On being a team non-player

I've just finished watching the New York Jets -- my team of 35 seasons, going back to childhood bleacher seats watching the twilight of Joe Namath -- defeat the New England Patriots in the divisional playoff of the 2010 season. And I am utterly exhausted. Watching games like that are not really fun. Yes, of course, there are thrilling moments of excitement, and I finally allowed myself to breathe in the final minute, when I believed that they really were going to win it. But a Jets game is usually a matter of three or so hours of stress.

The real pleasure in a Jets win comes after the game is over. It's having the leading commentators and sports writers to talk about it. Listening to the fans on sports radio savor it. Wearing the colors on my baseball cap with pride. The sense of quiet contentment that comes from that is the real payback for the anguish of the game.

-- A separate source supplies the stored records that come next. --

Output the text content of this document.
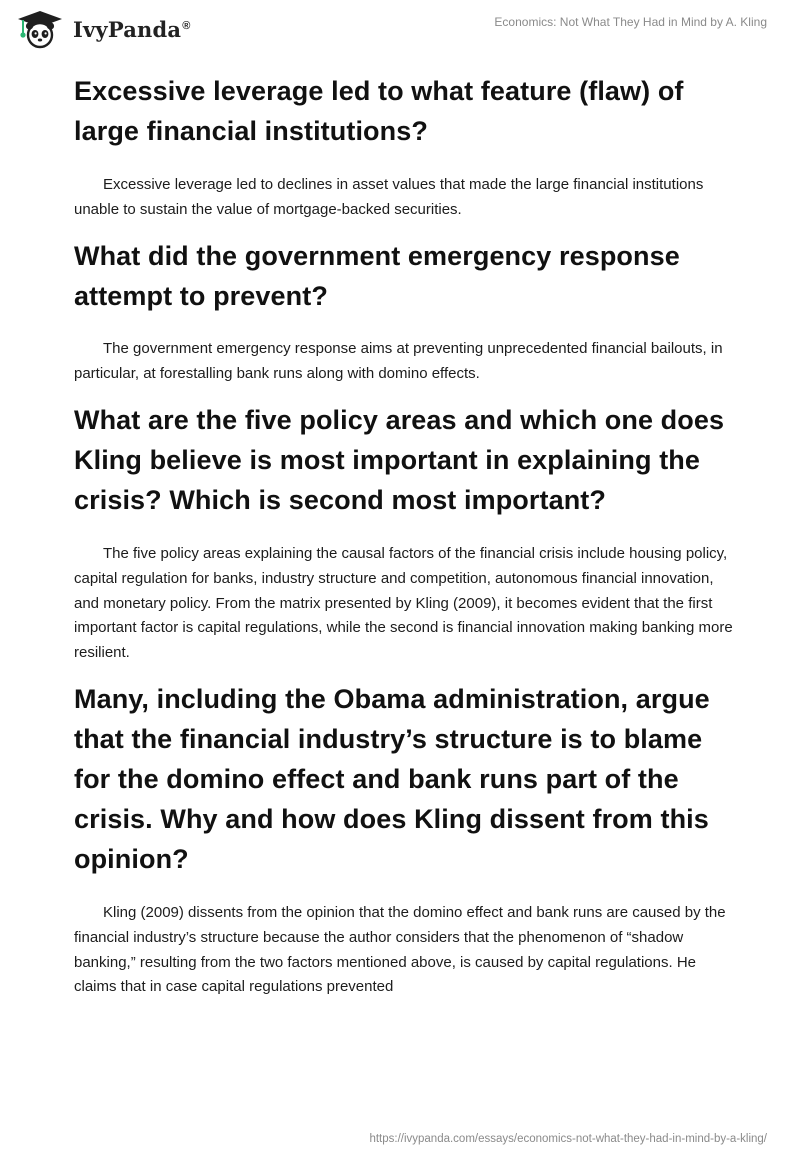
IvyPanda®	Economics: Not What They Had in Mind by A. Kling
Excessive leverage led to what feature (flaw) of large financial institutions?

Excessive leverage led to declines in asset values that made the large financial institutions unable to sustain the value of mortgage-backed securities.

What did the government emergency response attempt to prevent?

The government emergency response aims at preventing unprecedented financial bailouts, in particular, at forestalling bank runs along with domino effects.

What are the five policy areas and which one does Kling believe is most important in explaining the crisis? Which is second most important?

The five policy areas explaining the causal factors of the financial crisis include housing policy, capital regulation for banks, industry structure and competition, autonomous financial innovation, and monetary policy. From the matrix presented by Kling (2009), it becomes evident that the first important factor is capital regulations, while the second is financial innovation making banking more resilient.

Many, including the Obama administration, argue that the financial industry’s structure is to blame for the domino effect and bank runs part of the crisis. Why and how does Kling dissent from this opinion?

Kling (2009) dissents from the opinion that the domino effect and bank runs are caused by the financial industry’s structure because the author considers that the phenomenon of “shadow banking,” resulting from the two factors mentioned above, is caused by capital regulations. He claims that in case capital regulations prevented

https://ivypanda.com/essays/economics-not-what-they-had-in-mind-by-a-kling/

I realize that my way of thinking about all of this may sound a bit unorthodox. But it nevertheless points toward the bizarre reality of sports fandom, which involves relinquishing one's sense of emotional well-being to the vicissitudes of fate. Football, like all sports, is only a game, but a game is by definition an event whose outcome is, no matter how great the apparent mismatch, uncertain. Sometimes uncertainty seems like a pretty scarce commodity in modern life, in which so much is planned, slotted, seemingly inevitable. And to the extent it isn't, uncertainty is more often than not a source of unease, if not alarm. But in sports uncertainty is bearable, even pleasurable, because at the end of the day it really doesn't matter. Only a game. So when the Jets lose -- which, in the course of my life, they've done more often than they've won -- I usually can get on with my life for a week and avoid sports radio, the newspaper, and the ribbing of my friends.

But not this week. For now, I get another week of psychic dividends. Can't be sure that will be true after the game in Pittsburgh next Sunday. So I'm going to steal it and savor it -- and talk about it -- while it's still fun.